Por Vanessa Stelzer SÃO PAULO (Reuters) - A inflação acelerou no atacado brasileiro em fevereiro em razão da pressão da soja e saída de alguns alívios temporários, enquanto o varejo apontou um arrefecimento dos preços passados os efeitos sazonais do começo do ano.

Ambos os dados ficaram bem abaixo do esperado pelo mercado, levando as projeções de juros na BM&F a abrir o dia em queda, já que a inflação comportada somada à contínua fraqueza da atividade econômica reforça a previsão de novos cortes na Selic.

"O resultado abaixo do esperado... poderá baixar as projeções para março, já que os preços dos produtos industriais no atacado apresentaram-se em trajetória mais bem comportada do que o apontado pelas prévias deste indicador", afirmou a LCA Consultores em nota a clientes.

"Em adição, assim como visto no IPCA-15 de fevereiro, o dado do varejo também apontou para uma trajetória descendente dos preços dos alimentos no varejo."

A Fundação Getúlio Vargas (FGV) informou nesta quinta-feira que o Índice Geral de Preços do Mercado (IGP-M) voltou a ficar positivo em fevereiro após dois meses de deflação, subindo 0,26 por cento ante queda de 0,44 por cento em janeiro. Analistas consultados pela Reuters previam alta de 0,44 por cento.

Outro dado da FGV, o Índice de Preços ao Consumidor Semanal (IPC-S) avançou 0,39 por cento na terceira prévia de fevereiro, ante elevação de 0,59 por cento na segunda. Foi o menor resultado desde meados de outubro e também ficou abaixo da previsão mediana dos economistas de 0,46 por cento.

No mercado de juros futuros, o contrato de Depósito Interfinanceiro (DI) janeiro de 2010 caía de 10,85 por cento ao ano no fechamento da véspera para 10,80 por cento.

Essa tendência deve se manter ao longo do dia. "As curvas de juros futuros deverão apresentar taxas menores do que as apresentadas ontem, influenciadas pelos dados de inflação", afirmaram os economistas do Bradesco em relatório.

ATACADO

Dentro do IGP-M, o Índice de Preços por Atacado (IPA) avançou 0,20 por cento em fevereiro, contra queda de 0,95 por cento em janeiro.
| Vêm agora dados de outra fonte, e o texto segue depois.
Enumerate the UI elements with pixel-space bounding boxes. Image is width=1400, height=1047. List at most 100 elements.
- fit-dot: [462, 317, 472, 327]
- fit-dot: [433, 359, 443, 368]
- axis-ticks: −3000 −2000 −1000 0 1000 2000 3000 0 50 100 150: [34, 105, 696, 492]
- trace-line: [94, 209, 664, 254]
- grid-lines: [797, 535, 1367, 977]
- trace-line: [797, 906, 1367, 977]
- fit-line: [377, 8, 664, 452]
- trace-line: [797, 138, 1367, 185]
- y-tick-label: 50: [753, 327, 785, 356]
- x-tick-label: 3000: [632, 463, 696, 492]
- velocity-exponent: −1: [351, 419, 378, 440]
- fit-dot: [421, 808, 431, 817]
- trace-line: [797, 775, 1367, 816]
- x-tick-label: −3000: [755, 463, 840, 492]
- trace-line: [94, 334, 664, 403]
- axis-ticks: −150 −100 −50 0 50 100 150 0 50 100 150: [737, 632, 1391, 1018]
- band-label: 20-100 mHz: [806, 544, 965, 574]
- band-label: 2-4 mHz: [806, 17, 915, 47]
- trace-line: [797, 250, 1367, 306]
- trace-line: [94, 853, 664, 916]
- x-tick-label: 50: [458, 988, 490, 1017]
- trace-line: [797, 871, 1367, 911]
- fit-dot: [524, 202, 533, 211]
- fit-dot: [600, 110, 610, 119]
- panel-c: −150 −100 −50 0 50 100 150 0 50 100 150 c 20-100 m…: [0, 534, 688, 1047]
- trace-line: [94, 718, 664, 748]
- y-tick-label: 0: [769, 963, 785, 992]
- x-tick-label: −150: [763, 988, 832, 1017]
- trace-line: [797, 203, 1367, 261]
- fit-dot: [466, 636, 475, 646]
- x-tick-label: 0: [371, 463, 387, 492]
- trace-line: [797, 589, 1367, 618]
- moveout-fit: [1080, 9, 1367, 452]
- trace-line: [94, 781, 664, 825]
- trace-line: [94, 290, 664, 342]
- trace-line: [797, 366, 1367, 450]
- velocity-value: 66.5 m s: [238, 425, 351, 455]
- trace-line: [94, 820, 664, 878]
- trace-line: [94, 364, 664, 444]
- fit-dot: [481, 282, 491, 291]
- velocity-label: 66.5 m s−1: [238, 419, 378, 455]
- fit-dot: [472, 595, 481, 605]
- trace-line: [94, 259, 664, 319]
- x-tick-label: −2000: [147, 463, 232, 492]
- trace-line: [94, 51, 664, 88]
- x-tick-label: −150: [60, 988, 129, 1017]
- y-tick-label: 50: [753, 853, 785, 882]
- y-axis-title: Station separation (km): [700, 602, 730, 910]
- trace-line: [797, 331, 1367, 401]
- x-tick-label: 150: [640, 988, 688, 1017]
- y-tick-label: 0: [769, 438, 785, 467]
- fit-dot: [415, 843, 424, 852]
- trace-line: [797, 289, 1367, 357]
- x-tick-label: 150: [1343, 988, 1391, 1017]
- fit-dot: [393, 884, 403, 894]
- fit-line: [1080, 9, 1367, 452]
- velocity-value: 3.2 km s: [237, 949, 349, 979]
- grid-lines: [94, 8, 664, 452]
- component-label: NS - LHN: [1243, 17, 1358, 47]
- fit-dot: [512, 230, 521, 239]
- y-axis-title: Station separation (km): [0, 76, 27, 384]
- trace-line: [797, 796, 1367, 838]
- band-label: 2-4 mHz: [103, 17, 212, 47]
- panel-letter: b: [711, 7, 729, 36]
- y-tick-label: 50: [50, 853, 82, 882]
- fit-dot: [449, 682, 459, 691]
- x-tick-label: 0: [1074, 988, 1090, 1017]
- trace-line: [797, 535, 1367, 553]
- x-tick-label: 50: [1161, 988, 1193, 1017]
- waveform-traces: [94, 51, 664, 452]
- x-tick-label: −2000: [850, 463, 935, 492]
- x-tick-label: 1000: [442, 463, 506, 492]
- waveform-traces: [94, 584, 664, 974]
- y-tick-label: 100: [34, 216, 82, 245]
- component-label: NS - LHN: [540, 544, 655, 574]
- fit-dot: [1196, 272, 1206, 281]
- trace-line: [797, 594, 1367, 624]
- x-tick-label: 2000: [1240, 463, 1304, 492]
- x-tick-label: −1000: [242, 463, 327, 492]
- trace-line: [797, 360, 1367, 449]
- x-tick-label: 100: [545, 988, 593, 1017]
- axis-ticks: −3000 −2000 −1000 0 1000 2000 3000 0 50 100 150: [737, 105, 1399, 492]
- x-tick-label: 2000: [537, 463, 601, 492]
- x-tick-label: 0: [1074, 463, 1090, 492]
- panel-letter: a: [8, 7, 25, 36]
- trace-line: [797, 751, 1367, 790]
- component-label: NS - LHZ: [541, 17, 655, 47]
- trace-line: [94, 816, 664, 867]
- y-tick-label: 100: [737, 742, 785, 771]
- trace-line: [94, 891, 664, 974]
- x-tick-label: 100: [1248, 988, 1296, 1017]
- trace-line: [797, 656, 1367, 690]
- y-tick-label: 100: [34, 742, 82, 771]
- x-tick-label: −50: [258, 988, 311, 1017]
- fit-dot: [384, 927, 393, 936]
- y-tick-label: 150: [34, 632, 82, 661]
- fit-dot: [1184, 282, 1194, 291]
"Isto ocorreu por conta da aceleração em alguns itens com grande peso e que haviam apresentado forte deflação nos resultados mais recentes, como Veículos automotores, reboques, carrocerias e autopeças; Produtos derivados do petróleo e álcool; e Celulose, papel e produtos de papel", acrescentou a LCA.

A consultoria refere-se à redução do Imposto sobre Produtos Industrializados (IPI) para veículos e a queda de alguns combustíveis em razão da baixa do petróleo.

A queda do IPA industrial foi reduzida para 0,18 por cento neste mês, ante 1,48 por cento no passado. O IPA agrícola acelerou a alta para 1,25 por cento, ante 0,55 por cento.

Entre os produtos individuais, no atacado os destaques de alta de fevereiro foram soja em grão, açúcar cristal, farelo de soja, açúcar refinado e milho em grão. A soja tem visto seu preço se elevar em razão de problemas climáticos afetando algumas importantes regiões produtoras no mundo. Os demais produtos alimentares in natura sofrem uma pressão de alta neste início de ano.

VAREJO

No IPC-S, os grupos Alimentação e Educação, leitura e recreação foram os principais responsáveis pelo arrefecimento da taxa.

Os preços de alimentos subiram 0,31 por cento na terceira leitura do mês, ante alta de 0,81 por cento na anterior. Destacaram-se a desaceleração dos custos de hortaliças e legumes, frutas e carnes bovinas.

Os de educação avançaram 1,25 por cento agora, ante elevação anterior de 1,93 por cento. Esse grupo tem um aumento sazonal de preços nos dois primeiros meses do ano, mas a pressão arrefece significativamente em seguida.

Entre os itens individuais, as maiores influências para baixo para o indicador foram as quedas de preços de tomate, maracujá, limão, mamão papaia e maçã nacional. Os destaques individuais de alta vieram de manga, tarifa de ônibus urbano, abacaxi, aluguel residencial e batata-inglesa.